Als 2019 Olaf Scholz vergeblich nach dem SPD-Vorsitz gegriffen hatte, schienen seine Chancen, eines Tages die Führung der Partei übernehmen zu können, gen Null zu tendieren. Kein Jahr später aber hoben ihn seine Rivalen von einst auf den Schild als Kanzlerkandidat für die Bundestagswahl. Den Titel des »Vorsitzenden« benötigt er seitdem nicht mehr, denn auch ohne ihn ist er nun der wichtigste Repräsentant der SPD. Will die Partei die Wahl gewinnen, kann sie sich nicht noch einmal gegen ihn stellen.

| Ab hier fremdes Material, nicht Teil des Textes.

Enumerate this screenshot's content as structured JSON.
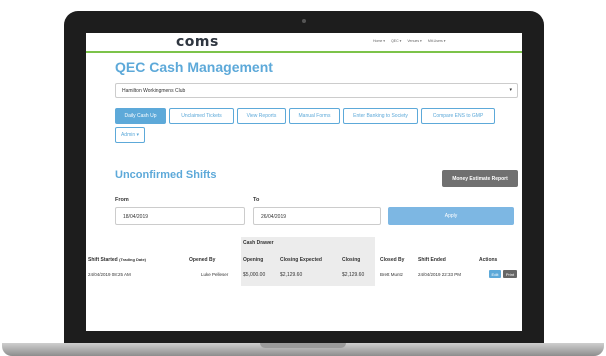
{
  "app": {
    "logo": "coms"
  },
  "topnav": [
    "Home ▾",
    "QEC ▾",
    "Venues ▾",
    "Mtt.Users ▾"
  ],
  "page_title": "QEC Cash Management",
  "club_select": {
    "value": "Hamilton Workingmens Club",
    "caret": "▾"
  },
  "tabs": [
    {
      "label": "Daily Cash Up",
      "active": true
    },
    {
      "label": "Unclaimed Tickets",
      "active": false
    },
    {
      "label": "View Reports",
      "active": false
    },
    {
      "label": "Manual Forms",
      "active": false
    },
    {
      "label": "Enter Banking to Society",
      "active": false
    },
    {
      "label": "Compare ENS to GMP",
      "active": false
    },
    {
      "label": "Admin ▾",
      "active": false
    }
  ],
  "section": {
    "title": "Unconfirmed Shifts",
    "money_button": "Money Estimate Report"
  },
  "filters": {
    "from_label": "From",
    "from_value": "18/04/2019",
    "to_label": "To",
    "to_value": "26/04/2019",
    "apply_label": "Apply"
  },
  "table": {
    "group_header": "Cash Drawer",
    "columns": {
      "shift_started": "Shift Started",
      "trading_date": "(Trading Date)",
      "opened_by": "Opened By",
      "opening": "Opening",
      "closing_expected": "Closing Expected",
      "closing": "Closing",
      "closed_by": "Closed By",
      "shift_ended": "Shift Ended",
      "actions": "Actions"
    },
    "rows": [
      {
        "shift_started": "24/04/2019 08:25 AM",
        "opened_by": "Luke Pelleser",
        "opening": "$5,000.00",
        "closing_expected": "$2,129.60",
        "closing": "$2,129.60",
        "closed_by": "Brett Muntz",
        "shift_ended": "24/04/2019 22:33 PM",
        "edit_label": "Edit",
        "print_label": "Print"
      }
    ]
  }
}
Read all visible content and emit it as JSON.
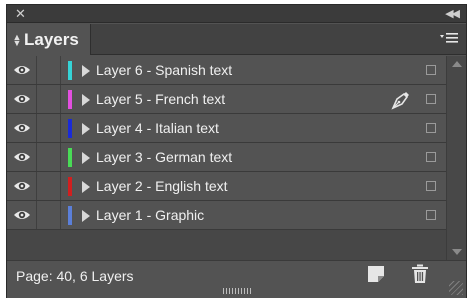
{
  "window": {
    "close_icon": "close-icon",
    "collapse_icon": "collapse-panel-icon"
  },
  "panel": {
    "tab_label": "Layers",
    "menu_icon": "panel-menu-icon"
  },
  "layers": [
    {
      "name": "Layer 6 - Spanish text",
      "color": "#35d3d6",
      "visible": true,
      "has_pen": false
    },
    {
      "name": "Layer 5 - French text",
      "color": "#e34fe0",
      "visible": true,
      "has_pen": true
    },
    {
      "name": "Layer 4 - Italian text",
      "color": "#1a2bd8",
      "visible": true,
      "has_pen": false
    },
    {
      "name": "Layer 3 - German text",
      "color": "#49db56",
      "visible": true,
      "has_pen": false
    },
    {
      "name": "Layer 2 - English text",
      "color": "#d21f1f",
      "visible": true,
      "has_pen": false
    },
    {
      "name": "Layer 1 - Graphic",
      "color": "#5b7fd9",
      "visible": true,
      "has_pen": false
    }
  ],
  "footer": {
    "status": "Page: 40, 6 Layers"
  },
  "colors": {
    "panel_bg": "#535353",
    "row_bg": "#535353",
    "text": "#f0f0f0"
  }
}
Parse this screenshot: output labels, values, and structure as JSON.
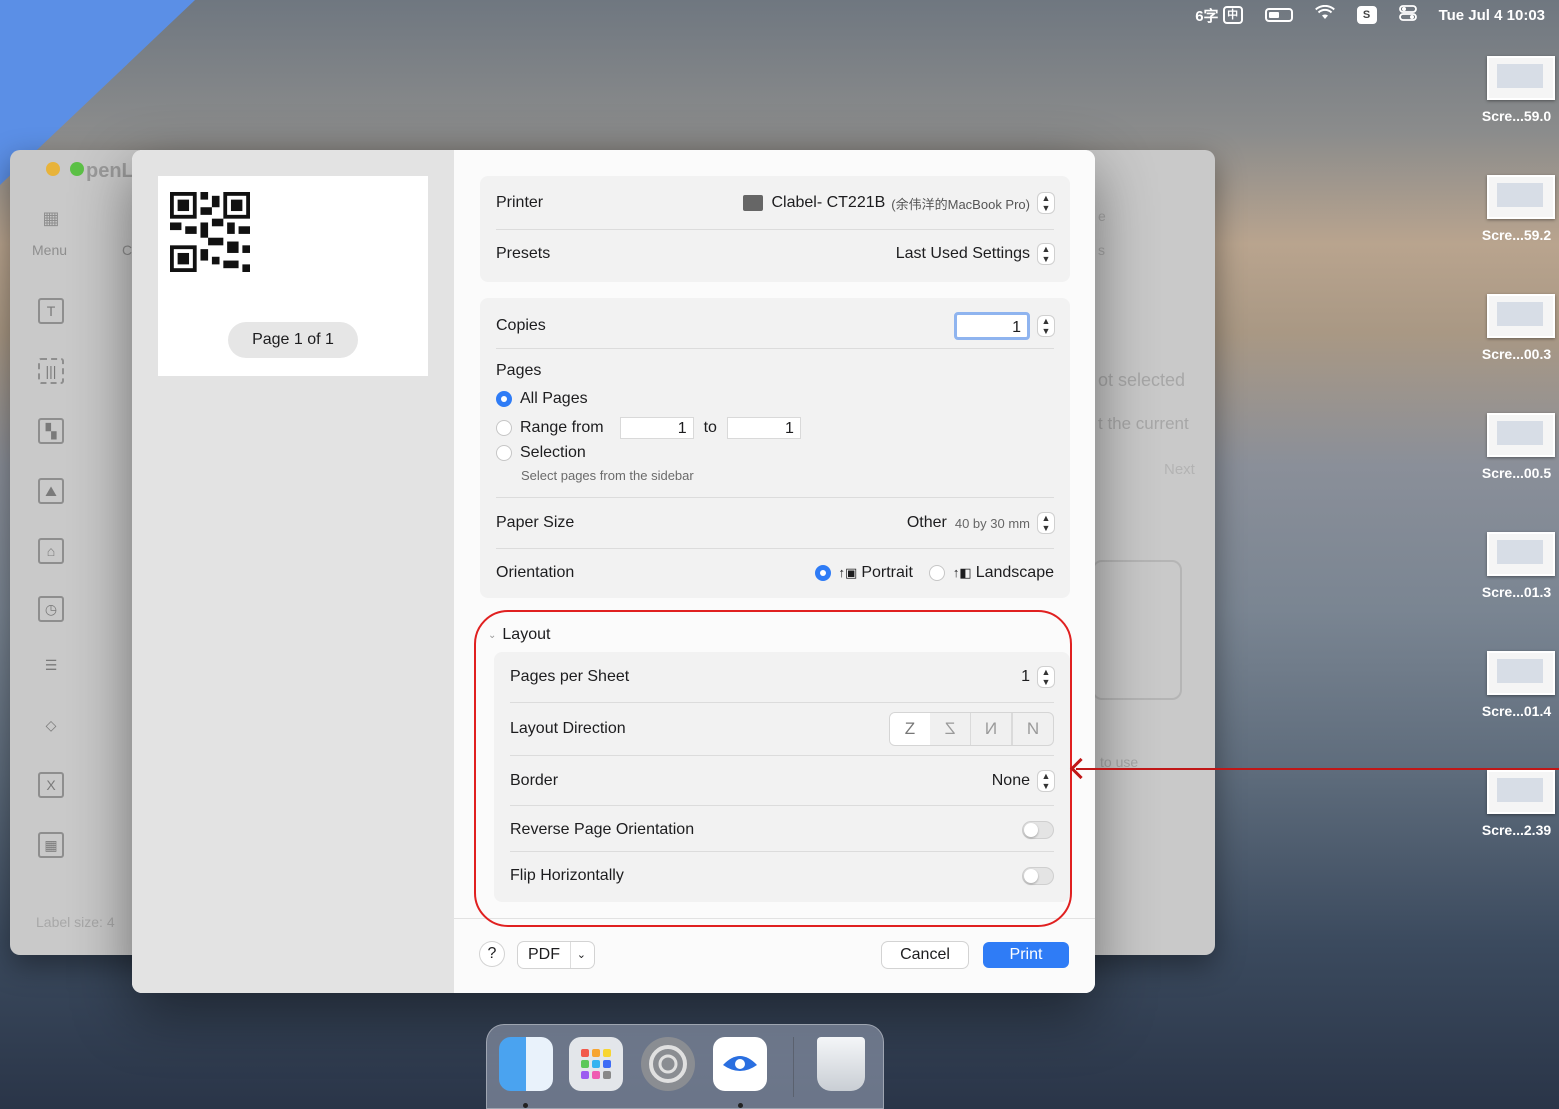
{
  "menubar": {
    "input_method": "6字",
    "ime_label": "中",
    "sogou_label": "S",
    "datetime": "Tue Jul 4  10:03"
  },
  "desktop_files": [
    {
      "label": "Scre...59.0"
    },
    {
      "label": "Scre...59.2"
    },
    {
      "label": "Scre...00.3"
    },
    {
      "label": "Scre...00.5"
    },
    {
      "label": "Scre...01.3"
    },
    {
      "label": "Scre...01.4"
    },
    {
      "label": "Scre...2.39"
    }
  ],
  "background_app": {
    "title_fragment": "penL",
    "menu_label": "Menu",
    "not_selected": "ot selected",
    "current_hint": "t the current",
    "next": "Next",
    "to_use": "to use",
    "side_letter_e": "e",
    "side_letter_s": "s",
    "side_letter_c": "C",
    "label_size": "Label size:  4"
  },
  "print_dialog": {
    "page_badge": "Page 1 of 1",
    "printer_label": "Printer",
    "printer_value": "Clabel- CT221B",
    "printer_host": "(余伟洋的MacBook Pro)",
    "presets_label": "Presets",
    "presets_value": "Last Used Settings",
    "copies_label": "Copies",
    "copies_value": "1",
    "pages_label": "Pages",
    "all_pages": "All Pages",
    "range_from": "Range from",
    "range_from_value": "1",
    "range_to": "to",
    "range_to_value": "1",
    "selection": "Selection",
    "selection_hint": "Select pages from the sidebar",
    "paper_size_label": "Paper Size",
    "paper_size_value": "Other",
    "paper_size_dims": "40 by 30 mm",
    "orientation_label": "Orientation",
    "portrait": "Portrait",
    "landscape": "Landscape",
    "layout_section": "Layout",
    "pages_per_sheet_label": "Pages per Sheet",
    "pages_per_sheet_value": "1",
    "layout_direction_label": "Layout Direction",
    "layout_direction_glyphs": [
      "Z",
      "Z",
      "N",
      "N"
    ],
    "border_label": "Border",
    "border_value": "None",
    "reverse_label": "Reverse Page Orientation",
    "flip_label": "Flip Horizontally",
    "help_label": "?",
    "pdf_label": "PDF",
    "cancel_label": "Cancel",
    "print_label": "Print"
  },
  "colors": {
    "accent": "#2f7cf6",
    "annotation": "#e02020"
  }
}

Der Weg von Saskia Esken und Norbert Walter-Borjans zum Vorsitz und der des Vizekanzlers zur Kanzlerkandidatur geben Anlass, in der Geschichte der Sozialdemokratie eine Antwort auf diese Frage zu suchen: »Wie wird man eigentlich SPD-Vorsitzende(r)?«. Die Erinnerung an die Neugründung der SPD im Mai 1946, vor bald 75 Jahren, sollte den Blick darauf lenken. Schon im Frühjahr 1945 beanspruchten zwei Männer die Führung der Sozialdemokratischen Partei Deutschlands, die vor 1933 kaum einer gekannt hatte: Kurt Schumacher und Otto Grotewohl. Selbst dort, wo sie bei Kriegsende lebten, in Hannover bzw. in Berlin, waren sie unbeschriebene Blätter. Dennoch waren sie in ihrem Wirkungsbereich – bei Schumacher die Westzonen, bei Grotewohl die Sowjetische Besatzungszone – bald die unangefochtenen Wortführer. Beide überzeugten mit ihren Redekünsten.

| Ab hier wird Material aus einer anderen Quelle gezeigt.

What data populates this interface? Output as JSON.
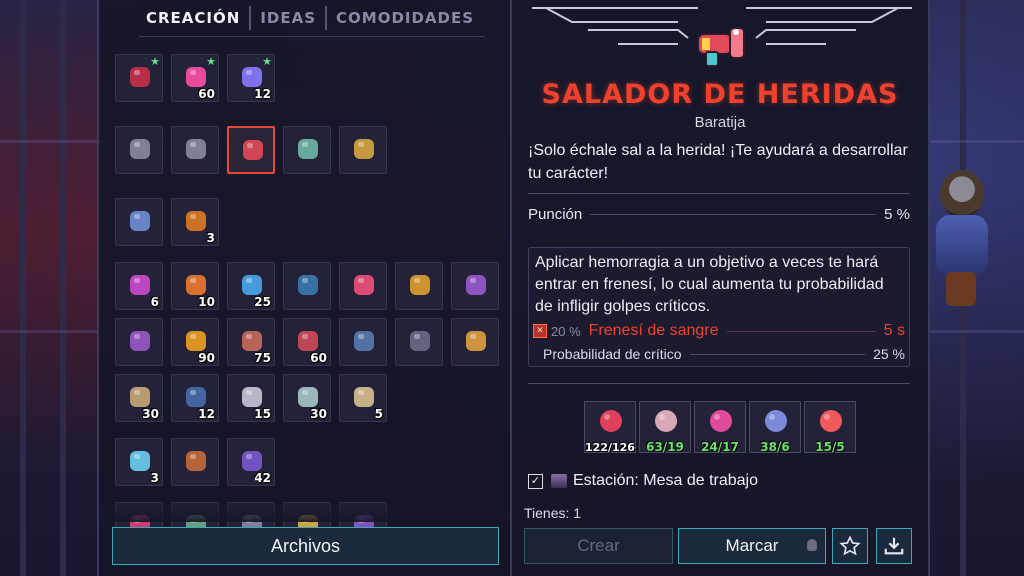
{
  "tabs": [
    {
      "label": "CREACIÓN",
      "active": true
    },
    {
      "label": "IDEAS",
      "active": false
    },
    {
      "label": "COMODIDADES",
      "active": false
    }
  ],
  "grid": {
    "rows": [
      [
        {
          "icon": "flower-wand-icon",
          "count": "",
          "new": true,
          "color": "#c8304a"
        },
        {
          "icon": "pink-crystal-cluster-icon",
          "count": "60",
          "new": true,
          "color": "#ff4fa8"
        },
        {
          "icon": "gem-plate-icon",
          "count": "12",
          "new": true,
          "color": "#8a7cff"
        }
      ],
      [
        {
          "icon": "spear-icon",
          "count": "",
          "color": "#8a8aa0"
        },
        {
          "icon": "spear-icon",
          "count": "",
          "color": "#8a8aa0"
        },
        {
          "icon": "salt-shaker-gun-icon",
          "count": "",
          "selected": true,
          "color": "#e24a5a"
        },
        {
          "icon": "crystal-blade-icon",
          "count": "",
          "color": "#6fb8a8"
        },
        {
          "icon": "scroll-tube-icon",
          "count": "",
          "color": "#d6a640"
        }
      ],
      [
        {
          "icon": "swirl-armor-icon",
          "count": "",
          "color": "#6f8fd6"
        },
        {
          "icon": "horn-icon",
          "count": "3",
          "color": "#e07a20"
        }
      ],
      [
        {
          "icon": "circuit-chip-icon",
          "count": "6",
          "color": "#d04ad0"
        },
        {
          "icon": "flame-bulb-icon",
          "count": "10",
          "color": "#f07a30"
        },
        {
          "icon": "energy-canister-icon",
          "count": "25",
          "color": "#4aa8f0"
        },
        {
          "icon": "blue-panel-icon",
          "count": "",
          "color": "#3a7ab0"
        },
        {
          "icon": "pink-flesh-icon",
          "count": "",
          "color": "#f0507a"
        },
        {
          "icon": "tentacle-pot-icon",
          "count": "",
          "color": "#e0a030"
        },
        {
          "icon": "vine-coil-icon",
          "count": "",
          "color": "#9a5ad0"
        }
      ],
      [
        {
          "icon": "purple-box-icon",
          "count": "",
          "color": "#9a5ac8"
        },
        {
          "icon": "gold-cubes-icon",
          "count": "90",
          "color": "#f0a020"
        },
        {
          "icon": "wood-planks-icon",
          "count": "75",
          "color": "#c86a5a"
        },
        {
          "icon": "berry-tray-icon",
          "count": "60",
          "color": "#d04a5a"
        },
        {
          "icon": "sand-pile-icon",
          "count": "",
          "color": "#5a7ab0"
        },
        {
          "icon": "metal-roll-icon",
          "count": "",
          "color": "#6a6a8a"
        },
        {
          "icon": "potion-bag-icon",
          "count": "",
          "color": "#e0a040"
        }
      ],
      [
        {
          "icon": "stone-block-icon",
          "count": "30",
          "color": "#c8a878"
        },
        {
          "icon": "feather-bundle-icon",
          "count": "12",
          "color": "#4a6ab0"
        },
        {
          "icon": "silver-plate-icon",
          "count": "15",
          "color": "#c8c8d8"
        },
        {
          "icon": "cloud-bones-icon",
          "count": "30",
          "color": "#a8c8c8"
        },
        {
          "icon": "clay-jug-icon",
          "count": "5",
          "color": "#d8c090"
        }
      ],
      [
        {
          "icon": "ice-log-icon",
          "count": "3",
          "color": "#6ad0f0"
        },
        {
          "icon": "meat-skewer-icon",
          "count": "",
          "color": "#c86a3a"
        },
        {
          "icon": "spiky-club-icon",
          "count": "42",
          "color": "#7a5ad0"
        }
      ],
      [
        {
          "icon": "rose-icon",
          "count": "",
          "color": "#e0407a"
        },
        {
          "icon": "green-spear-icon",
          "count": "",
          "color": "#6ab08a"
        },
        {
          "icon": "staff-icon",
          "count": "",
          "color": "#8a8aa8"
        },
        {
          "icon": "golden-spear-icon",
          "count": "",
          "color": "#e0b040"
        },
        {
          "icon": "purple-staff-icon",
          "count": "",
          "color": "#8a5ad0"
        }
      ]
    ]
  },
  "files_label": "Archivos",
  "item": {
    "icon": "salt-shaker-gun-icon",
    "name": "SALADOR DE HERIDAS",
    "type": "Baratija",
    "description": "¡Solo échale sal a la herida! ¡Te ayudará a desarrollar tu carácter!",
    "stat_name": "Punción",
    "stat_value": "5 %",
    "effect_text": "Aplicar hemorragia a un objetivo a veces te hará entrar en frenesí, lo cual aumenta tu probabilidad de infligir golpes críticos.",
    "buff_chance": "20 %",
    "buff_name": "Frenesí de sangre",
    "buff_duration": "5 s",
    "crit_label": "Probabilidad de crítico",
    "crit_value": "25 %"
  },
  "ingredients": [
    {
      "icon": "red-coral-icon",
      "count": "122/126",
      "color": "#e0405a",
      "ok": false
    },
    {
      "icon": "flower-sample-icon",
      "count": "63/19",
      "color": "#d8a8b8",
      "ok": true
    },
    {
      "icon": "pink-spore-icon",
      "count": "24/17",
      "color": "#e04a9a",
      "ok": true
    },
    {
      "icon": "blue-rock-icon",
      "count": "38/6",
      "color": "#7a8ad8",
      "ok": true
    },
    {
      "icon": "fire-flower-icon",
      "count": "15/5",
      "color": "#f05a5a",
      "ok": true
    }
  ],
  "station": {
    "checked": true,
    "label": "Estación: Mesa de trabajo"
  },
  "owned": "Tienes: 1",
  "buttons": {
    "craft": "Crear",
    "mark": "Marcar"
  }
}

Herausragende Rhetorik und die Bereitschaft zur Führung waren schon in der Frühphase der Sozialdemokratie wichtige Bausteine für den Erfolg. Ferdinand Lassalle gehörte zu den berühmtesten Rednern und Autoren Deutschlands, als er 1863 den »Allgemeinen Deutschen Arbeiterverein« gründete. Der eigene Wille brachte Lassalle auf den Stuhl des Präsidenten der neuen Organisation, man könnte auch von Selbstinthronisation sprechen. Auch für seine Nachfolge sorgte er selbst, indem er testamentarisch Bernhard Becker empfahl und der ADAV ihm 1864 nach seinem Tod diesbezüglich folgte.

Entschlossenes Handeln wird man August Bebel nicht absprechen können, aber es äußerte sich nicht im Streben nach dem Spitzenamt. Erst 1892 wurde er das, was er de facto schon lange war: Vorsitzender der SPD. Bebel zog seine Legitimation als unbestrittener Führer aus seiner Bewährung in der heroischen Zeit der Partei und aus seiner Rhetorik innerhalb wie außerhalb des Reichstages, aus einem imponierenden Maß taktischer und strategischer Klugheit und nicht zuletzt aus seiner menschlichen Ausstrahlung. Aus alldem erwuchs das Charisma, das ihm den Titel des »Arbeiterkaisers« einbrachte.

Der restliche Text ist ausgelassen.